Nampula is a market town and trade center of half a million people in northern Mozambique; it recently surpassed Beira as the second-largest city in Mozambique. It is the economic hub of Northern Mozambique with an airport and other transportation infrastructure.
While walking down a major street close to the center of the city, I noticed a group of perhaps fifteen male workers unload a large container that was sitting on a truck. They were unloading large transparent plastic bags filled with used toys and children’s clothes. There was not much else going on (other than a wrecked ambulance standing in a ditch across the street which was witnessed by the locals with great consternation), so I started to take pictures.
Moments later, a man of about 40 approached me; he made it clear that he was the person in charge of this operation, and he wanted to know why I was taking pictures.
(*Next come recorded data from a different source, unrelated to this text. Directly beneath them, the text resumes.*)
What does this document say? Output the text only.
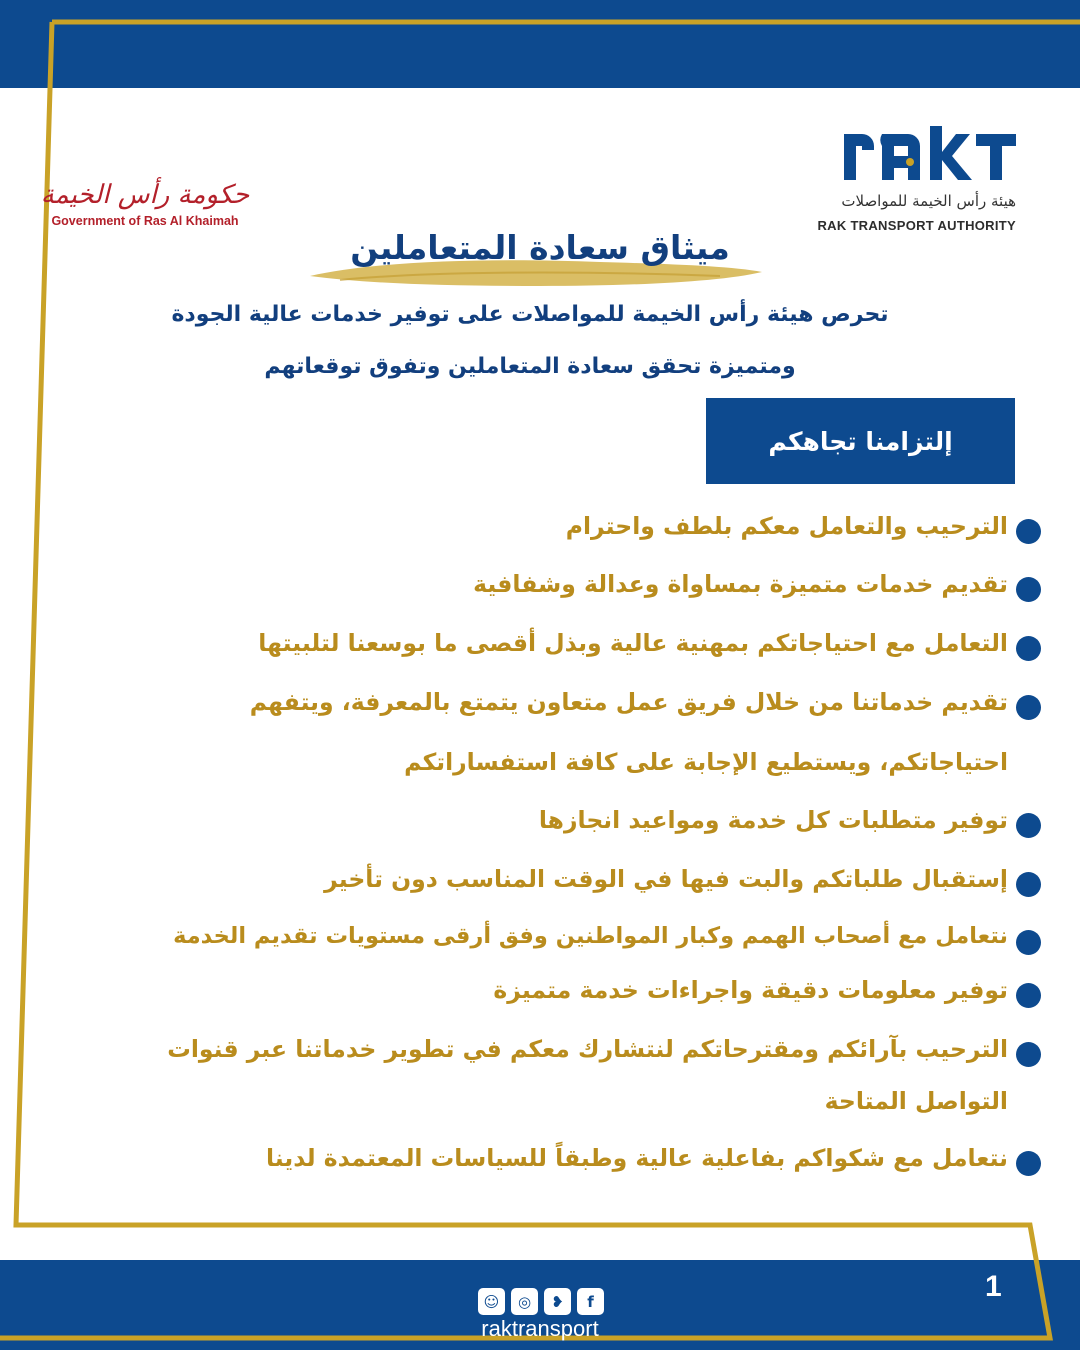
هيئة رأس الخيمة للمواصلات
RAK TRANSPORT AUTHORITY
حكومة رأس الخيمة
Government of Ras Al Khaimah
ميثاق سعادة المتعاملين
تحرص هيئة رأس الخيمة للمواصلات على توفير خدمات عالية الجودة
ومتميزة تحقق سعادة المتعاملين وتفوق توقعاتهم
إلتزامنا تجاهكم
الترحيب والتعامل معكم بلطف واحترام
تقديم خدمات متميزة بمساواة وعدالة وشفافية
التعامل مع احتياجاتكم بمهنية عالية وبذل أقصى ما بوسعنا لتلبيتها
تقديم خدماتنا من خلال فريق عمل متعاون يتمتع بالمعرفة، ويتفهم
احتياجاتكم، ويستطيع الإجابة على كافة استفساراتكم
توفير متطلبات كل خدمة ومواعيد انجازها
إستقبال طلباتكم والبت فيها في الوقت المناسب دون تأخير
نتعامل مع أصحاب الهمم وكبار المواطنين وفق أرقى مستويات تقديم الخدمة
توفير معلومات دقيقة واجراءات خدمة متميزة
الترحيب بآرائكم ومقترحاتكم لنتشارك معكم في تطوير خدماتنا عبر قنوات
التواصل المتاحة
نتعامل مع شكواكم بفاعلية عالية وطبقاً للسياسات المعتمدة لدينا
☺	◎	❥	f
raktransport
1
He was relieved that my interest was strictly academic–he had been concerned that I was a competitor checking out his operation. So he freely told me the story of the merchandise that was unloaded in front of my eyes. The toys and clothes were donated to churches in Europe by individuals; they in turn sold the collected items wholesale to a dealer who shipped them to Africa in a container. The container was put on a truck at a nearby seaport and brought to Nampula where workers were unloading the bags in front of my eye and bringing them into the warehouse where the items were sorted out.
As he was light-skinned and spoke very good English (which is not common in Lusophone Mozambique), I asked him where he was from. His response surprised me: Sierra Leone. Of course I wanted the know where he was really from. (I understand that people with a hyphenated origin hate this question–but I felt that this was a relevant part of the story.) It turns out that his family of merchants was from the Middle East but had settled in Sierra Leone a couple of generations ago.
So what happens with these toys? After the toys and clothes have been sorted out, they go to markets all over the region to be sold. But in recent years, some buyers in the villages and small towns have become more market-savvy. They are quickly learning what the fashionable items and brands are in Europe and the U.S. because they have seen them on TV. So the distributor now has to sort all items into three categories for resale–trendy, average, and less desirable–and the pricing structure will have to reflect that.
In the village of Mamudo, seventy miles east of Nampula, used clothes and other items are sold to the local population at a typical small roadside market. Villagers are unloading the same kind of plastic bags from a small truck, containing used clothes and other items. The toys and clothes appear to have reached the last part of the journey, where their second lives can begin.
There are three interesting angles to this story. The first is that donors in Europe unlikely understand what is really happening to their donated children’s toys and clothes. Rather, donors in Europe happily are left with the thought that their charitable donations are distributed to poor children in Africa for free. While churches presumably use the proceeds from the sale of donated goods for charitable purposes, the goods themselves cross over into the for-profit sector of the economy again. The trade in used merchandise is big business in Africa.
The second point is this: as the market in many African countries is flooded by cheap imports of donated used clothing, it is very difficult for the domestic textile industry to compete. Ironically, these donated goods hinder the development of domestic production and thus make many more locals dependent on development aid. While these donations by Europeans are well-intended, they actually become an obstacle to sustained economic development.
The third point is less tangible but equally important. How do T-shirts with imprints of Western brands and cultural icons impact these young people? What does this young boy think of this Marylin-Monroe-like seductive blonde on this chest? What does it teach him about consumerism that is unattainable to him, about racial hierarchies, and about the felt cultural, economic and political dominance of the West?